Uno degli esposti presentati da Greenpeace concerne l’operato della Regione Piemonte. L’associazione lamenta infatti che, dopo aver presentato richiesta per poter prendere visione degli esiti delle verifiche sulla presenza di PFAS all’interno delle acque potabili, la Regione ha risposto attraverso una lettera formalmente redatta dal Settore Servizi Ambientali che “le informazioni richieste non sono in possesso della Regione Piemonte”, invitando a chiedere i dati ai gestori. “Le possibili spiegazioni sono due – ha replicato in una nota Greenpeace -. O il massimo ente regionale in materia ambientale e sanitaria non è al corrente dell’operato dei propri organi tecnici (ARPA e ASL Alessandria), oppure la Regione non ha rispettato la normativa vigente sull’accesso agli atti, rendendosi così responsabile del reato di cui all’art. 328 del codice penale”. Greenpeace chiede inoltre alle Procure di indagare i motivi per i quali, finora, “chi dovrebbe garantire la sicurezza della cittadinanza si è limitato a cercare di sminuire il problema, sostenendo che i valori che abbiamo rilevato sono nella norma”. A metà febbraio, in seguito all’uscita del rapporto di Greenpeace, l’assessore regionale alla Sanità, Luigi Icardi, ha infatti dichiarato che «le sostanze perfluoroalchiliche (Pfas), nell’acqua degli acquedotti piemontesi, risultano a livelli fortemente inferiori ai limiti previsti dalla legge» e che «l’acqua analizzata rispetta i parametri di potabilità e non si ipotizzano rischi immediati per la salute». «Difficilmente – ha concluso – saranno introdotti obblighi di controllo aggiuntivi sulle acque».

«I nostri esposti confermano quanto la situazione PFAS in Piemonte sia fuori controllo – ha spiegato per contro Giuseppe Ungherese, responsabile della campagna inquinamento di Greenpeace Italia -. La Regione, il massimo organo sanitario, sembra non essere a conoscenza dell’operato delle proprie agenzie o si macchia di un reato per non rispondere alle istanze di Greenpeace. Nell’alessandrino gli enti pubblici hanno permesso per anni l’erogazione di acqua contaminata e si sono attivati solo dopo l’interessamento di Greenpeace e solo in alcuni comuni. Tutto questo è inaccettabile». “I PFAS finora sono stati trovati nelle acque potabili di diversi comuni del Veneto, della Lombardia e del Piemonte. Ma a causa della loro persistenza, con l’inquinamento da PFAS nessuno può considerarsi al sicuro – ha scritto ancora Greenpeace nel comunicato in cui ha reso nota la presentazione degli esposti –. Per questo chiediamo al nostro governo, al parlamento e ai ministeri competenti di varare un provvedimento che vieti l’uso e la produzione di PFAS in tutta Italia”.

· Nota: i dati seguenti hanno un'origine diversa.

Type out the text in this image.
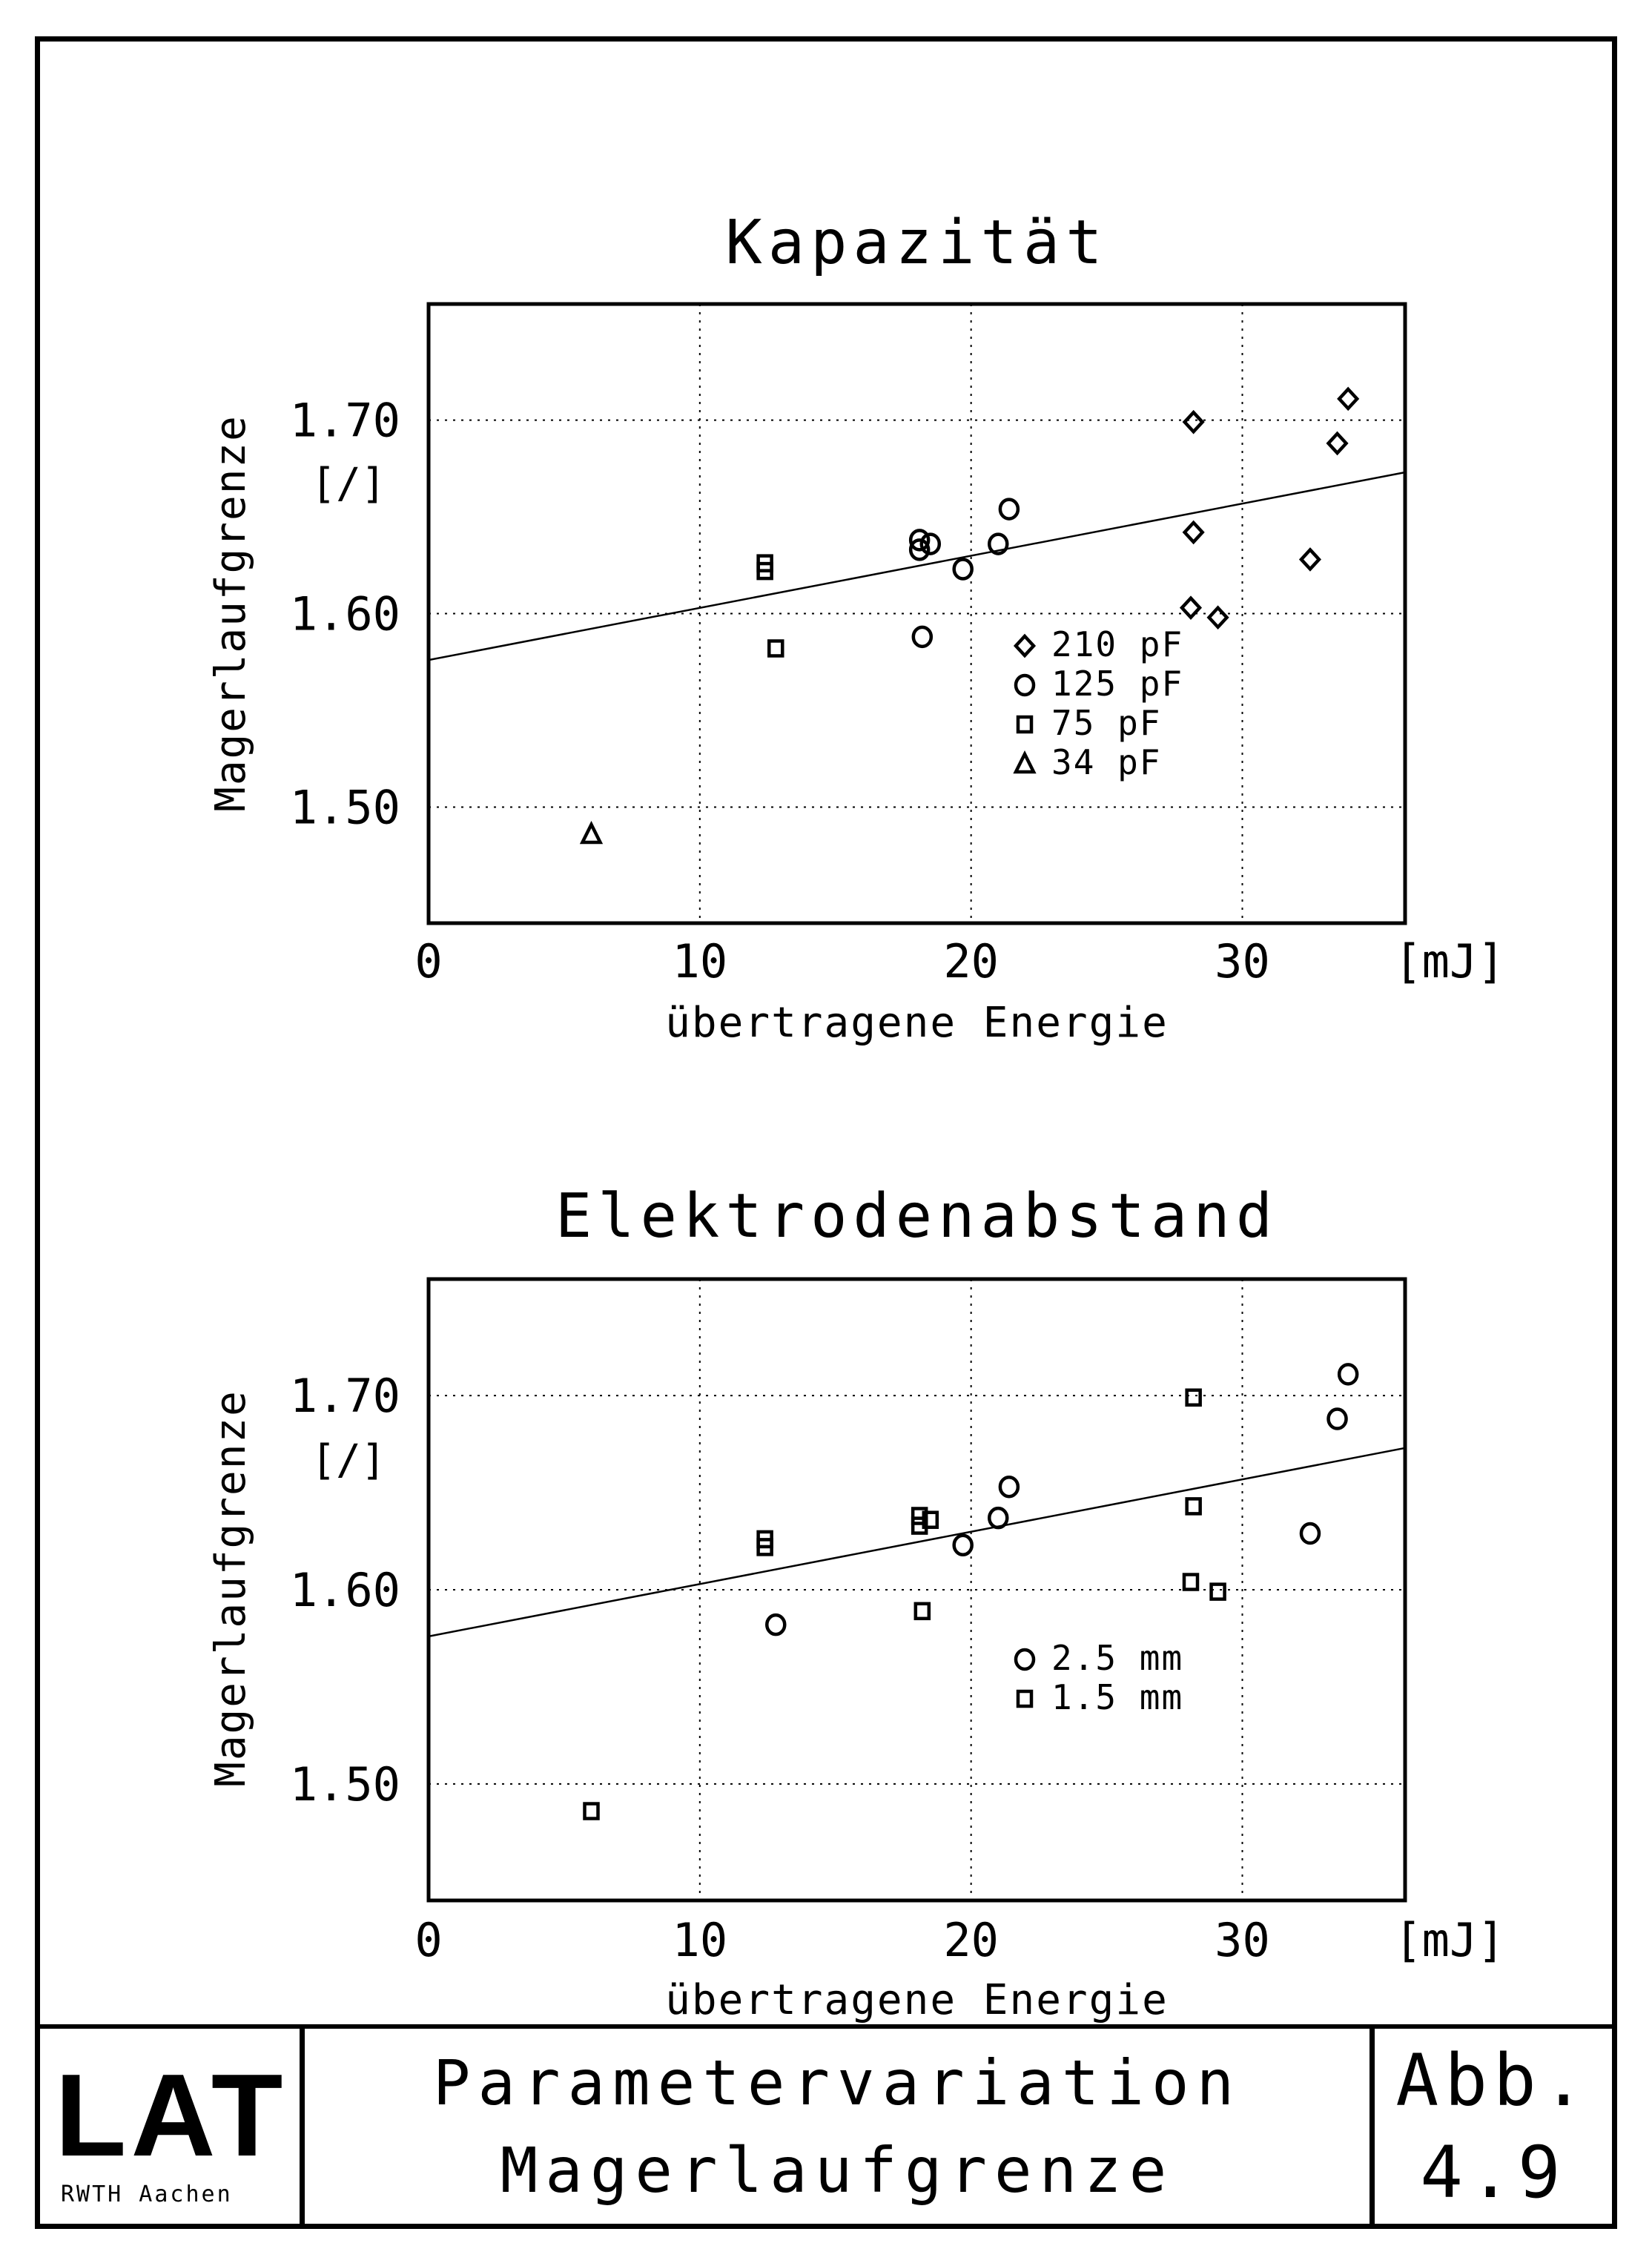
Kapazität
0	10	20	30	[mJ]
1.50
1.60
1.70
[/]
übertragene Energie
Magerlaufgrenze	210 pF
125 pF
75 pF
34 pF
Elektrodenabstand
0	10	20	30	[mJ]
1.50
1.60
1.70
[/]
übertragene Energie
Magerlaufgrenze	2.5 mm
1.5 mm
LAT
RWTH Aachen
Parametervariation
Magerlaufgrenze
Abb.
4.9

Alla fine dello scorso anno, un’équipe di trenta scienziati dell’Agenzia internazionale per la ricerca sul cancro (IARC) hanno fatto luce sul nesso tra esposizione a PFAS e insorgenza di tumori all’interno di una ricerca effettuata per la rivista The Lancet Oncology. In base a “prove sufficienti di cancro negli esperimenti sugli animali e di prove meccanicistiche forti nell’uomo esposto”, i ricercatori hanno sancito che i PFOA sono “cancerogeni per l’essere umano”, affermando che essi debbano essere inseriti all’interno del gruppo 1 delle sostanze che possono causare neoplasie; i PFOS, invece, sono stati fatti rientrare nel gruppo 2B (a cui in precedenza appartenevano i PFOA), in quanto “possibilmente cancerogeni”.